In film, the female gaze is seen from three perspectives: the director, the characters in the film, and the audience. On TikTok, she can be alone even when the cameras are off. With the day-to-day videos and the energy of the protagonists and the rhetoric of “do it for the plot,” we’re eroding the line that separates us as humans from us as commodities.

“People are increasingly using the language of film studies to understand themselves,” said Fisher-Kwan. “Social media has exacerbated the ever-present feeling, especially for women, of having to optimize one’s life for an outside observer and an ever-present consumer in one’s mind. The prevalence of these film studies terms … has to do with the way we package everything for consumption.”

This is nothing new. Languages ​​are constantly changing online. Academic and jargon appear on social media and are completely abused. The unfortunate reality of destroying the very meaning of a phrase is that it becomes gaudy, overused, and most of all, disgusting. But with this reappropriation, we’re taking a social issue—how women are seen, talked about, and marketed—and turning it into something aesthetic.

aesthetics of self

Not everyone believes Courbet’s paintings are feminist.

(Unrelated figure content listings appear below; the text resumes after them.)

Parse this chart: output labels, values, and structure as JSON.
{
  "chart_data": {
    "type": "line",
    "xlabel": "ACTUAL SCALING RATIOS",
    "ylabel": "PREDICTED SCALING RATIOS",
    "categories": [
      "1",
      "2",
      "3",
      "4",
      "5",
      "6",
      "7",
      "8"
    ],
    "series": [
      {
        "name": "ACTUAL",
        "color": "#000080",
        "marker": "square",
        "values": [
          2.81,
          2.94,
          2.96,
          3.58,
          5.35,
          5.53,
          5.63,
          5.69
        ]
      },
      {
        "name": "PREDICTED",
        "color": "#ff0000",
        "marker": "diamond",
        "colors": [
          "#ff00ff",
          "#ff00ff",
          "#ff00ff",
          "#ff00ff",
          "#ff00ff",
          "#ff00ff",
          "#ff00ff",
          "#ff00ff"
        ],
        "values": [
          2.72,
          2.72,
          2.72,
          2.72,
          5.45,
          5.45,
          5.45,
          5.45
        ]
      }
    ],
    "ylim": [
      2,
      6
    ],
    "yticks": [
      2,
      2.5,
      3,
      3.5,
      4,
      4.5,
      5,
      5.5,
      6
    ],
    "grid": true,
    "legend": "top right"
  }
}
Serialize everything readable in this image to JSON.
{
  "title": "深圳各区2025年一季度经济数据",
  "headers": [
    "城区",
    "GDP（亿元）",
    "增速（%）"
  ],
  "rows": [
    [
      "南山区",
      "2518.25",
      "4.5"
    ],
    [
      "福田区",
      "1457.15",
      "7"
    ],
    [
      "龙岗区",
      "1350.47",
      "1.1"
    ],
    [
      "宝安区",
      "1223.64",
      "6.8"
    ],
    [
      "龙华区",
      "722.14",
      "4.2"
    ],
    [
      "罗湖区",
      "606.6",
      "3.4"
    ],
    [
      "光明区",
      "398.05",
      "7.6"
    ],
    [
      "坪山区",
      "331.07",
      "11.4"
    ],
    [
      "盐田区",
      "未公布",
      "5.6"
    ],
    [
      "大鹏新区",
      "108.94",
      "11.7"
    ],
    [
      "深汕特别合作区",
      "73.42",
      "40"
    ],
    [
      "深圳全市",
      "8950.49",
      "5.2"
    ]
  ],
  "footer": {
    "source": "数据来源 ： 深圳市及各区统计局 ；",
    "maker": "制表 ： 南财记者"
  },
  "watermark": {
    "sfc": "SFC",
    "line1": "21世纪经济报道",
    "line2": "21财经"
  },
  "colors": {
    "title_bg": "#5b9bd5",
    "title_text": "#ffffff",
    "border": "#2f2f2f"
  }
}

“The painting has been highly controversial from its inception, and for nearly a century and a half, the small vulva portrait has been passed from male collector to male collector and placed behind curtains, imitation panels, and hinged landscapes. It was hidden.In order for the Musée d’Orsay to copy the painting, wrote in an essay on daily art magazine(opens in new window)“Contemporary art critics have often denounced L’Origine du monde as a symbol of the exploitative male gaze that pervades art history. , what happens to the viewer himself?”

We can debate whether this painting depicts a woman through a man’s gaze, through a woman’s gaze, or neither, simply because it is art.

The problem with discussing yourself as if it were art is that it can be discussed and torn apart as if humanity were not at stake. We’ve been conditioned to believe that our online aesthetic is unique to us humans. The gaze we see is ours.